После собрания Натаниэль проводит для нас короткую экскурсию, чтобы мы могли сориентироваться. Затем разделяет нас и отправляет в разные дома на территории коммуны – это не столько дома, сколько искусно сделанные мобильные домики. Но, оказавшись внутри, ни за что не скажешь, что ты во «временном» жилище, – там просторно и красиво, имеются все удобства. Я останавливаюсь в доме Натаниэля. Натаниэль харизматичен и очарователен, отец семейства и не только лидер группы, но и один из первых ее членов.
У меня односпальная кровать, застеленная розовым постельным бельем. Маленькая комната, спрятанная за прачечной, пожалуй, наиболее напоминает детскую спальню из всех мест, где мне приходилось ночевать. Оказаться в подобном, столь похожем на детское и принадлежащем одному тебе пространстве – странным образом утешительно. На миг мне перестает казаться, что я в коммуне, которую называют опасным культом, контролирующим сознание, или даже в милой фермерской деревне.
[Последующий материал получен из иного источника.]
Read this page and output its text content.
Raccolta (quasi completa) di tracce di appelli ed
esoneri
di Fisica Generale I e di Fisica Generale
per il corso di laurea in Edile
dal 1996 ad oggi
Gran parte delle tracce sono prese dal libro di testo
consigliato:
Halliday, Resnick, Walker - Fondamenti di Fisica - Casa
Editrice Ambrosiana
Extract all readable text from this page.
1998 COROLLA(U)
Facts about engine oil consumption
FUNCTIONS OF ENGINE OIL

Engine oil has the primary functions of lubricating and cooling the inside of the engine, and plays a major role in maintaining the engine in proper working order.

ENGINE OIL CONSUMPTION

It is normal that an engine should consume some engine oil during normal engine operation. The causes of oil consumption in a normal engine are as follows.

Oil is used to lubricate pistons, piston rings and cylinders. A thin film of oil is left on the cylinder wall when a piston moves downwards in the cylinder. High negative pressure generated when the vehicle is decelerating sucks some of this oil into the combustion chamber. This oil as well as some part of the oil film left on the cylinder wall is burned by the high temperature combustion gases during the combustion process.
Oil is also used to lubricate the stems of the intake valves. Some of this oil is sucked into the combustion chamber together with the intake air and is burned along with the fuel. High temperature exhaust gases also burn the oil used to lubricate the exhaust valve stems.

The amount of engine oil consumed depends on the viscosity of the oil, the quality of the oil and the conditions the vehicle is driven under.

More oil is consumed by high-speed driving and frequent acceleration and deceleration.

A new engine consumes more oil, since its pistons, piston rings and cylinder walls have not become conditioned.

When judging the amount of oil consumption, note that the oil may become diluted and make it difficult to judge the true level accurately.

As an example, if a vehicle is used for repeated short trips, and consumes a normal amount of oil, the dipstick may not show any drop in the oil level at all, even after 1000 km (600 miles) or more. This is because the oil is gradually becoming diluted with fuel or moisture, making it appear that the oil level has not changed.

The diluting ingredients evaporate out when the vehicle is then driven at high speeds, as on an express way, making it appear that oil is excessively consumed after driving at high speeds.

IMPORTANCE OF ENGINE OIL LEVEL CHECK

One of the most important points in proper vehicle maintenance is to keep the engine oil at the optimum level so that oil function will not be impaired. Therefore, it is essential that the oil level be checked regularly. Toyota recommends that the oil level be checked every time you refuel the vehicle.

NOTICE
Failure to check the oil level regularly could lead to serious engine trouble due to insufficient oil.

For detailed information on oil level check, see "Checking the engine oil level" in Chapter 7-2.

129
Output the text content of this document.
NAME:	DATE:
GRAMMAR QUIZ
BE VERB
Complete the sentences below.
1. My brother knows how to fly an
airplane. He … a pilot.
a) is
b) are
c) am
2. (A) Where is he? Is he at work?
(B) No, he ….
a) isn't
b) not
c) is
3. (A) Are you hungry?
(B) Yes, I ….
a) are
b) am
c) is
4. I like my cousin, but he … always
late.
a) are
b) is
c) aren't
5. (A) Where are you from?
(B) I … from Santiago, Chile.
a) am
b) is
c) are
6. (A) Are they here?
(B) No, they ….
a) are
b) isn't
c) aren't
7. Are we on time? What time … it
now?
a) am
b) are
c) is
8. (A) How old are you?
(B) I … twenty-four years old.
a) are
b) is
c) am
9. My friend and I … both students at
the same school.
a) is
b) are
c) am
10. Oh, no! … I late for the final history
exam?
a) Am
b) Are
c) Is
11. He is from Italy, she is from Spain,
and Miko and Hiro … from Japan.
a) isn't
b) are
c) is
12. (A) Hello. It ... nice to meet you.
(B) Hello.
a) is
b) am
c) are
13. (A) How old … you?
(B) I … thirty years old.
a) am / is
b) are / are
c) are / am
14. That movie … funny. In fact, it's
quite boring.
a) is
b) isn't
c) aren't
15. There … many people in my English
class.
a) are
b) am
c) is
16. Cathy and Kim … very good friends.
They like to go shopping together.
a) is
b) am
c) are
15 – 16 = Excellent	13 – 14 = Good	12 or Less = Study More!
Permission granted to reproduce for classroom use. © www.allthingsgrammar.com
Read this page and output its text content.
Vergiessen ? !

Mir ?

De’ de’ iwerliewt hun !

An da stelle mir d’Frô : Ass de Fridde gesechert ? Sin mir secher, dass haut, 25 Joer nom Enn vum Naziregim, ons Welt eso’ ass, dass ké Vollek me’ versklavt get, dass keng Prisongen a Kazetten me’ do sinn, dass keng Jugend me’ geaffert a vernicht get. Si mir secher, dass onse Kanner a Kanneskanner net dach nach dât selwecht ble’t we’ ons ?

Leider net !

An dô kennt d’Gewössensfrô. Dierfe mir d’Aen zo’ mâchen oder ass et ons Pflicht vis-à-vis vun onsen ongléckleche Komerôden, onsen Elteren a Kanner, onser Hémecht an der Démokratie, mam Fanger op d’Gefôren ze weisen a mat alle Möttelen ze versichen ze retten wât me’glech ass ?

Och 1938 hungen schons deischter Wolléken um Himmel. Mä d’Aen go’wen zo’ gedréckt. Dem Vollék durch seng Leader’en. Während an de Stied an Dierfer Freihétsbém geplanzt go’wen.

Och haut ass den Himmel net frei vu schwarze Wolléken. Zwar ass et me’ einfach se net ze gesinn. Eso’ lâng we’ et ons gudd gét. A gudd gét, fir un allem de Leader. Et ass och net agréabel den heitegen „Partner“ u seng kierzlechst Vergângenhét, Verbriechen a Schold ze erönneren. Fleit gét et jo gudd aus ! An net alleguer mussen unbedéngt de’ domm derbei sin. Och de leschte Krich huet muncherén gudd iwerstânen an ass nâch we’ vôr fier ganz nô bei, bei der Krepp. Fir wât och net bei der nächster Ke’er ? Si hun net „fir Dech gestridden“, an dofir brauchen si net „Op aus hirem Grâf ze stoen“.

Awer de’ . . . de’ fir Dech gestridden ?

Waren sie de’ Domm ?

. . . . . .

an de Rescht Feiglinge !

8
Ненадолго у меня возникает ощущение, словно с меня смыло всю ответственность, какая у меня была, – нет ни моей команды, ни фильма, ничего, кроме меня самой и этой розовой кровати. Мысль действует подобно приему ксанакса: я падаю на кровать в одежде и засыпаю глубоким сном.
* * *
На следующий день Натаниэль возит меня по территории коммуны на своем гольф-каре, объясняя, как у них все устроено. Голос у него глубокий, низкий, с восхитительным южным выговором. То, как он говорит, похоже на слова закадрового рассказчика в кино: «Вся эта земля была бесплодна, когда мы прибыли сюда». Разумеется, Натаниэль предпочитает именно такую формулировку: «бесплодна». Чудесно, драматично, как раз то, что сказал бы голливудский повествователь.
Мы встаем в пять, чтобы заснять на пленку утренний урожай, мчимся с детьми в поля, чтобы поймать сбежавших свиней; помогаем покормить цыплят и лошадей. Во время сбора ягод мы слышим истории о том, чем дети планируют «заняться», когда вырастут. Одни хотят остаться на этой ферме, другие мечтают пойти в университет, а некоторые просто пока не знают.
Чая прилипла ко мне как банный лист. Мы блуждаем с ней в лесу, посещаем вместе урок рисования, и она рассказывает, каково расти в «Роуз Крик».
Я узнаю, как Чая представляет себе Бога – «у него есть плащ и большие усы и куча одетых в фиолетовое помощников». Каково видеть, как твоя мать рожает в гостиной – «захватывающе, но липко и склизко». Что происходило, когда власти пришли в общину забрать детей.
У Чаи в отношении всего есть собственное мнение, она резкая и честная девочка. В один из дней она даже поделилась со мной историей о том, почему ее родители вообще оказались в «Роуз Крик»: «Мама и папа присоединились к группе, потому что у них были проблемы с наркотиками и алкоголем», – говорит она как ни в чем не бывало. Родители Чаи переехали сюда, должно быть, в надежде обрести друзей, поддерживающее сообщество и безопасность. В этой коммуне у них есть рамки, а у их детей – свобода.
Еще одна семья, с которой мы проводим время, до «Роуз Крик» была членами меноннитской группы. Менонниты – секта «чистых людей», которым не разрешается петь, музицировать и даже держать в домах цветы (считается, что это «слишком тщеславно»). У семьи, с которой мы познакомились, одиннадцать детей, и они пришли сюда в поисках более свободной жизни. Система верований и свое сообщество у них уже были. В меноннитской общине они чувствовали себя «духовно раздавленными». Мне рассказывают о том, как мать вынуждена была прятать свои цветные юбки, боясь, что ее подвергнут остракизму, а впервые услышав музыку в «Роуз Крик» и не имея представления, что это такое, их дети зажали руками уши и закричали.